Indahnya Gunung Gede
Gunung, bagiku kau adalah tempat terbaik untuk sekedar melepas “ke-sumpek-an” dari berbagai pekerjaan. Bukan hanya tempat tertinggi di bumi, tapi juga tempat tertinggi di hati yang mampu memberi kebahagiaan sejati pada diri ini.
Tiga kali naik gunung, tidak terlalu sering memang, tapi sekalinya sudah naik ke puncak, ku sangat enggan untuk turun meninggalkannya.
Bahkan, gunung selalu memberi hawa rindu yang kadang tak kuasa ku menahan daya tarikmu. Ku yakin, Dilan pun akan menyesal ketika tau beratnya rindu kepada gunung daripada rindu kepada Milea.

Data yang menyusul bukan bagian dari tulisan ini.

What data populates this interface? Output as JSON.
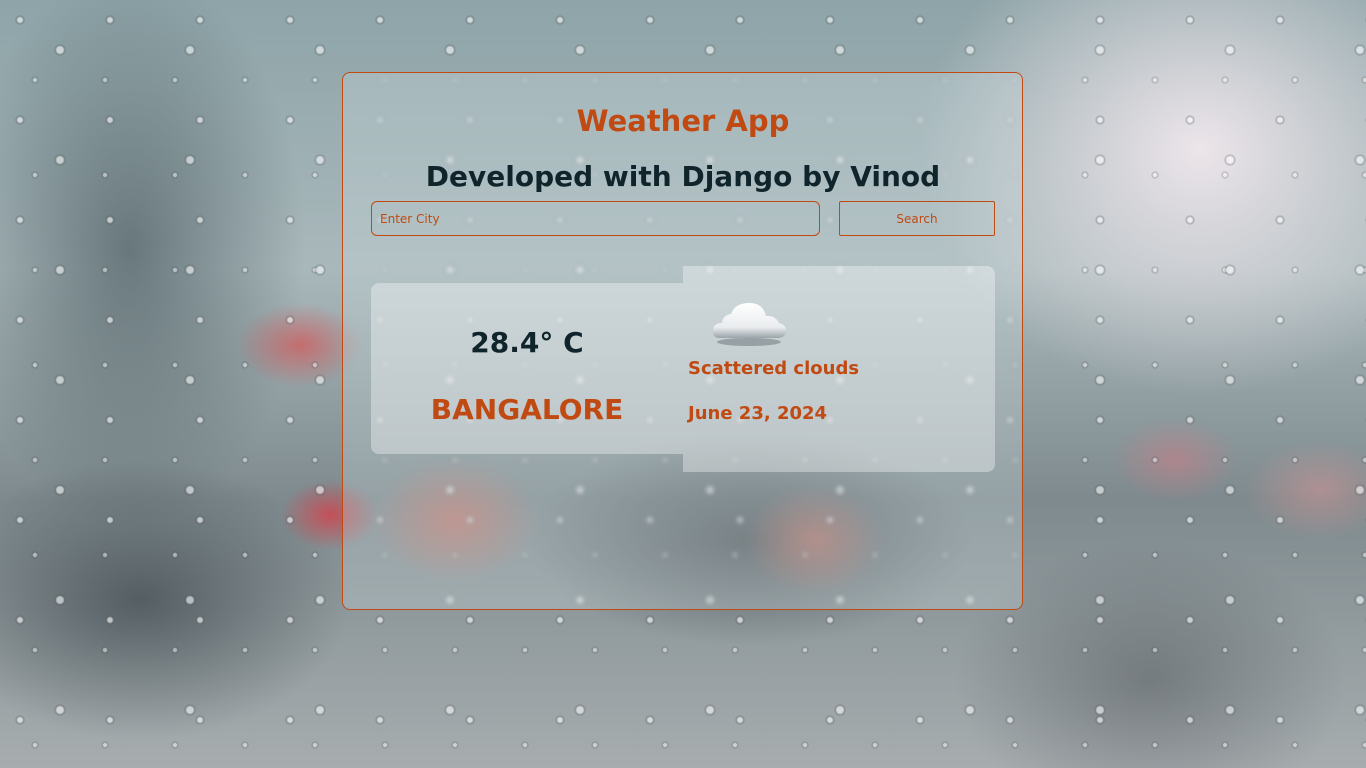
{
  "app": {
    "title": "Weather App",
    "subtitle": "Developed with Django by Vinod"
  },
  "search": {
    "placeholder": "Enter City",
    "value": "",
    "button_label": "Search"
  },
  "weather": {
    "temperature": "28.4° C",
    "city": "BANGALORE",
    "icon": "cloud-icon",
    "description": "Scattered clouds",
    "date": "June 23, 2024"
  },
  "colors": {
    "accent": "#c04a12",
    "heading_dark": "#10252b"
  }
}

Bukan Semeru, bukan Merbabu, tapi kali ini ku berkunjung padamu, Gede. Sebuah gunung yang letaknya ada di tanah kelahiranku. Namun ku sangat menyesal, kenapa baru di usia sekarang ini ku baru bercengkerama denganmu. Tapi, tak masalah, yang terpenting adalah ku masih ada kesempatan tuk bisa bermanja ria bersamamu.
27 April 2019
Persis satu tahun yang lalu terakhirku mendaki, April 2018, ku mendaki salah satu gunung di Jawa Timur, Gunung Lawu.

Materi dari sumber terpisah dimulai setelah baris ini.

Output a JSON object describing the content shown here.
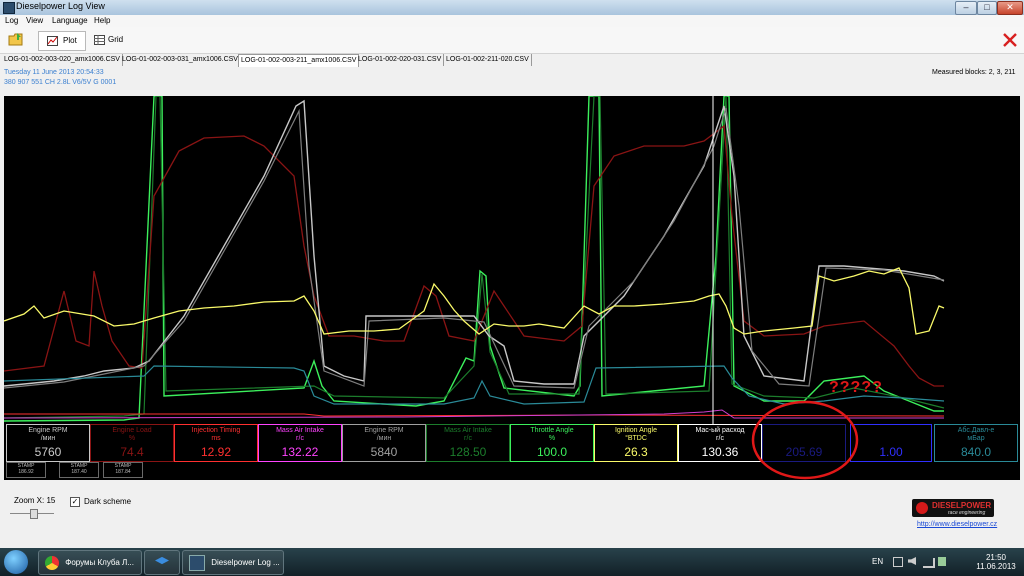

Awalnya ku masih belum berniat mendaki, karena pikirku bahwa selama ini ragaku tidak diolah alias gak pernah olahraga. Yaps, ketika raga gak pernah olahraga, maka ada kemungkinan cedera ketika harus memaksakan naik gunung.
Kala itu, 2 minggu sebelum tanggal 27 April 2019, ada seorang teman dari sebuah komunitas pecinta alam yang mereka bernama Explore Cianjur Selatan (ECS), mengajakku untuk berkunjung ke Gunung Gede Pangrango.
Sempat ku berpikir untuk tidak mendaki dulu karena alasan badanku yang sudah lama nggak pernah olahraga. Ya, aku adalah anak kasur, keseharianku hanya duduk depan computer dan seringkali tergoda sama kenyamanan kasur.
Inilah yang membuatku ragu untuk berangkat mendaki. Tapi, ku pikir masih ada waktu 2 minggu untuk melemaskan badaku yang kaku.
Yasudah, pada akhirnya ku putuskan untuk ikut mendaki bareng teman-temanku. Namun, entah mengapa, di waktu 2 minggu itu ku malas sekali berolahraga, dan hanya 2 kali saja.
Akhirnyaaa, 27 April 2019, tepat hari Sabtu, 3 minggu setelah hari ulang tahunku, dan setelah setahun ku menahan rindu, ku berangkat ke gunung meninggalkan segala kepenatan dan kesumpekan dalam keseharianku.
Rumah to Basecamp Gunung Putri
Pukul 4.30 pagi, alarm pertamaku berdering di saat ku masih tidur nyenyak. Tapi, alarm ini tak membuatku langsung bangun. Karena alarm pertama hanya sebatas pemberitahuan bahwa waktu sudah menunjukkan pukul 4.30.
Lalu, 15 menit kemudian, alarm kedua pun berdering dan ku mulai membuka mata. Namun, mata ini begitu berat, hingga diriku masih berleha-leha di atas kasur.
Alarm ketiga, tepat pukul 5 pas, mulai terdengar berdering, dan diriku langsung bergegas bangun dan pergi ke kamar mandi.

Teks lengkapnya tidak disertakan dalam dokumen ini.